Papillote and the Battle Royale

The sign of some good food in Savannah
Just picked up our food for a hotel-room picnic from Papillote French Cuisine To-Go, a lovely little French kitchen near our hotel. I picked a mushroom soup (not creamy) to start, duck confit for me and a salmon and asparagus quiche for Ellen—both come with green salad and the chef’s ginger vinaigrette—and for dessert the merangue Ellen demanded. (Demanded! Yes!)

The charming Ariana Nice, helpful, gracious Ariana made choosing the food very fun. She offered tastes of the soup, explained what was in the different dishes, told me of her (yet to be visited) relations in France, and made the whole experience a real pleasure before we’d eaten a bite.
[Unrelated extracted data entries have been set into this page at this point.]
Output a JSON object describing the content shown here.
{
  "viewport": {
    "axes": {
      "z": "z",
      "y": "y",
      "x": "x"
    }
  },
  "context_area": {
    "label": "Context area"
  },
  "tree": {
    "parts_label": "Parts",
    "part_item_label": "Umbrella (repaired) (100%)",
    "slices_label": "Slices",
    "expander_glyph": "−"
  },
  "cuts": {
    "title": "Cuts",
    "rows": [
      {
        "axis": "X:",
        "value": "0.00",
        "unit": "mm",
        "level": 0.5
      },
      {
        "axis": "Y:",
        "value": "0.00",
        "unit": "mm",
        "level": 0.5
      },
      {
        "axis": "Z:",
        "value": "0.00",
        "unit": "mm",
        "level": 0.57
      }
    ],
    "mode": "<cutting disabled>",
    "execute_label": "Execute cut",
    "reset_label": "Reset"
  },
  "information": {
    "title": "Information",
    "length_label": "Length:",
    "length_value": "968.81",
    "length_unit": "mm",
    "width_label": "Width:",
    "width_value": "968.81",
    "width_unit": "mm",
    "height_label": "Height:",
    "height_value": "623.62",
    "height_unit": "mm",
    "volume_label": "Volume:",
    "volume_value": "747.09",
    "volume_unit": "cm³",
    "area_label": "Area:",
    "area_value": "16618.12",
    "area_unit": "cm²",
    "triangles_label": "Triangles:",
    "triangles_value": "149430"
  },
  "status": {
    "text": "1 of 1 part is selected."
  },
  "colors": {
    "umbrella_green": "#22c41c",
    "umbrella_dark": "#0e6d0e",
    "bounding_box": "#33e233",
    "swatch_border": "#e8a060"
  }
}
While Ariana got everything ready for me, I walked down to the SCAD box office for tickets to the Battle Royale, the culmination of a very prestigious competition among several top-notch high school jazz bands—two from California, two from Washington state, one from Oregon, three from Florida. (See the extended quotation below.) this is some serious business, and we’re going to see the finals. Excited.

The winners of our fourth annual SWING CENTRAL High School Jazz Band Competition & Workshop, three of the finest high school jazz bands in the country, open the show with the music of Thad Jones, Benny Carter and Johnny Mercer.

Then, prepare yourself for an event of unbridled skill and improvisation. For decades, jazz musicians have pushed the limits of conceptual music: engaging in friendly competition known as “cutting.” BATTLE ROYALE pits masters of the art of improv going head-to-head. Selected student musicians from SWING CENTRAL are also featured.

Marcus Roberts Trio vs. The Clayton Bros.
Wycliffe Gordon vs. Andre Hayward
Scotty Barnhart vs. Terrell Stafford
Jeff Clayton vs. Mace Hibbard


Update: Excellent. The three bands were crisp and solid. The third place band got a challenging ballad which though subtle didn’t impress the way the more upbeat songs from the other two bands did. I believe the song didn’t serve them well. Very enjoyable. Then came the cutting: the bands and players they name above were just amazing, and that word is used on purpose. Amazing. Jazz lives, friends.